The doctor listened to her chest and then began to check her body with his hands, starting with her head and neck and shoulders and then moving down her chest. She opened her eyes, wincing as he touched her ribs, her face suddenly distorted by pain. She did not make a sound. Relief flooded Ruzsky.

“Any blood?”

He checked her clothes to answer his own question.

“Was she knocked out?”

“Yes,” Ruzsky answered.

“For how long?”

Ruzsky looked at his watch. “Twenty minutes,” he answered. “Perhaps twenty-five.”

The doctor held up three fingers.

“Three,” Maria answered weakly.

“Now?”

“Five.”

There was a piercing, haunting scream from inside the ward ahead of them, the roaring bellow of a wounded lion, but it had no impact whatsoever on the doctor. He covered each of her eyes in turn, checking the response of her pupils to light. He straightened. “Shock,” he said. “Take her home, keep her quiet. If the pain doesn’t lessen, bring her back.”

And before he had even finished his sentence, the doctor had mentally moved on. He stood and stared into the middle distance, oblivious to the cries for help all around him. Ruzsky saw a young boy lying on the floor on the opposite side of the hallway. He was painfully thin, his skin yellow and body wasted. He was with his mother and they both just stared at him.

Ruzsky bent down and scooped Maria into his arms. As he walked toward the exit, she leaned her head against his shoulder, her breath warm against his face.

Ruzsky let her down gently by the door to her apartment and supported her as he fumbled for the keys.

Once inside, he lowered her slowly onto the chaise longue, then took the sheepskin rug from the floor, laid it over her, and set about making and lighting a fire.
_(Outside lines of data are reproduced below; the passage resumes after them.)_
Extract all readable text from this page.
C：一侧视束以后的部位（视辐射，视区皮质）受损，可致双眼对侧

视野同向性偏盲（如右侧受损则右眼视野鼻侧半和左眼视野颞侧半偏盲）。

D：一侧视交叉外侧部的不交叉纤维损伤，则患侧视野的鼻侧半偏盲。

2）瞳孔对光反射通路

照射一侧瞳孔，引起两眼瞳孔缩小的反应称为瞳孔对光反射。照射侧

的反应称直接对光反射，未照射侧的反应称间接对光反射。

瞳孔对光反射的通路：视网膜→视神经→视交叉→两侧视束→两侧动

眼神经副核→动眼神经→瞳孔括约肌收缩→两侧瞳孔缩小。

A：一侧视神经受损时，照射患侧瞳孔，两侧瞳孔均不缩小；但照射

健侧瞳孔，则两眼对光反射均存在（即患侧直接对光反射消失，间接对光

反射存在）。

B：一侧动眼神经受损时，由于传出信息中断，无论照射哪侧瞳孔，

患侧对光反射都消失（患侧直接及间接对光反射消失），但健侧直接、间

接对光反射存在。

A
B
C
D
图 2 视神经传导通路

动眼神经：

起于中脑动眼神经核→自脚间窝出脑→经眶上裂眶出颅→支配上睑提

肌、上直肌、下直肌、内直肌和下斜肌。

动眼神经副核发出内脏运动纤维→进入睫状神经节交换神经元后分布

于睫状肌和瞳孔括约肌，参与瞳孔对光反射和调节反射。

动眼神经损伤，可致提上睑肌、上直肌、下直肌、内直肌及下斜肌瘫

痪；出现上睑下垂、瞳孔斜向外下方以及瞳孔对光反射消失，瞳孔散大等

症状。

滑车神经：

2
As it began to take, he turned to see that she was looking at him.

Ruzsky sat by her feet and they both watched the flames in silence. He moved closer, took her pulse, and then placed his hand against her forehead. He held up three fingers.

She did not respond.

Maria looked up at the changing patterns on the ceiling. The fire crackled loudly. Her skin glowed a soft, honeyed yellow.

“Are you in pain?”

She still did not answer. She closed her eyes.

Ruzsky waited, watching the firelight flickering on her face.